Here's a repair of the definition suggested in the OP. Namely, we need the additional assumption that $\text{Hom}(1, -) : C \to \text{Set}$ is faithful (so concretizes $C$). Then with the condition described in the OP, we get a map of sets $^{-1} : \text{Hom}(1, G) \to \text{Hom}(1, G)$, and now it really makes sense to ask whether this lifts to a morphism in $C$; faithfulness ensures that if such a morphism exists, it is unique, and therefore really a property of $G$.

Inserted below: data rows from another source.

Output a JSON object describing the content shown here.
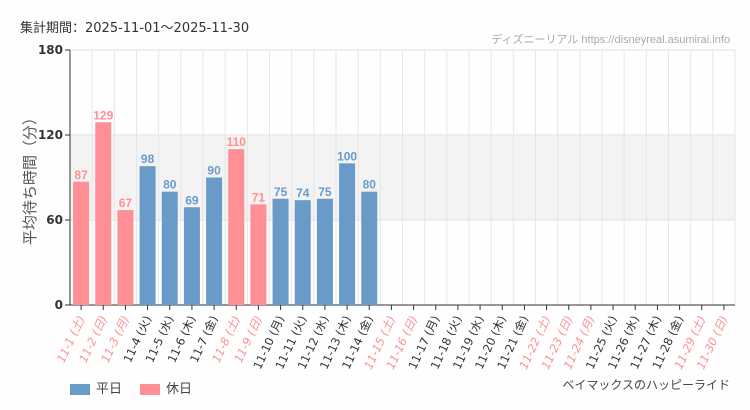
{
  "header": {
    "period": "集計期間：2025-11-01～2025-11-30",
    "credit": "ディズニーリアル https://disneyreal.asumirai.info"
  },
  "footer": {
    "attraction": "ベイマックスのハッピーライド"
  },
  "colors": {
    "weekday": "#6a9bc8",
    "holiday": "#ff8f95",
    "weekday_label": "#333333",
    "holiday_label": "#ff8f95",
    "band": "#f3f3f3"
  },
  "chart_data": {
    "type": "bar",
    "ylabel": "平均待ち時間（分）",
    "ylim": [
      0,
      180
    ],
    "yticks": [
      0,
      60,
      120,
      180
    ],
    "shaded_band": [
      60,
      120
    ],
    "grid": true,
    "legend_position": "bottom-left",
    "categories": [
      "11-1 (土)",
      "11-2 (日)",
      "11-3 (月)",
      "11-4 (火)",
      "11-5 (水)",
      "11-6 (木)",
      "11-7 (金)",
      "11-8 (土)",
      "11-9 (日)",
      "11-10 (月)",
      "11-11 (火)",
      "11-12 (水)",
      "11-13 (木)",
      "11-14 (金)",
      "11-15 (土)",
      "11-16 (日)",
      "11-17 (月)",
      "11-18 (火)",
      "11-19 (水)",
      "11-20 (木)",
      "11-21 (金)",
      "11-22 (土)",
      "11-23 (日)",
      "11-24 (月)",
      "11-25 (火)",
      "11-26 (水)",
      "11-27 (木)",
      "11-28 (金)",
      "11-29 (土)",
      "11-30 (日)"
    ],
    "holiday": [
      true,
      true,
      true,
      false,
      false,
      false,
      false,
      true,
      true,
      false,
      false,
      false,
      false,
      false,
      true,
      true,
      false,
      false,
      false,
      false,
      false,
      true,
      true,
      true,
      false,
      false,
      false,
      false,
      true,
      true
    ],
    "values": [
      87,
      129,
      67,
      98,
      80,
      69,
      90,
      110,
      71,
      75,
      74,
      75,
      100,
      80,
      null,
      null,
      null,
      null,
      null,
      null,
      null,
      null,
      null,
      null,
      null,
      null,
      null,
      null,
      null,
      null
    ],
    "series": [
      {
        "name": "平日"
      },
      {
        "name": "休日"
      }
    ]
  }
}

So it may happen that $^{-1}$ exists but is not a morphism in $C$ (and that this is the sense in which $G$ is a group object), but also that $\text{Hom}(1, -)$ factors through some other category $D$ in which it _is_ a morphism. For example, if $C$ is the category of Poisson manifolds, then apparently $D$ is the category of smooth manifolds. This provides some motivation for the definition in Ryan Reich's answer, and actually it suggests an even weaker definition:

> Let $C, D$ be categories with finite products and $S : C \to D$ a faithful, product-preserving functor. A (let's say) _$D$-virtual group object_ is a monoid object $G \in C$ together with a morphism $i : S(G) \to S(G)$ such that $S(G)$ (with the induced monoidal structure) is a group object in $D$ with inverse $i$. 

I don't know whether this implies that there needs to be a good notion of heteromorphism associated to $i$ (unless by "heteromorphism" you mean nothing more and nothing less than a morphism in $D$).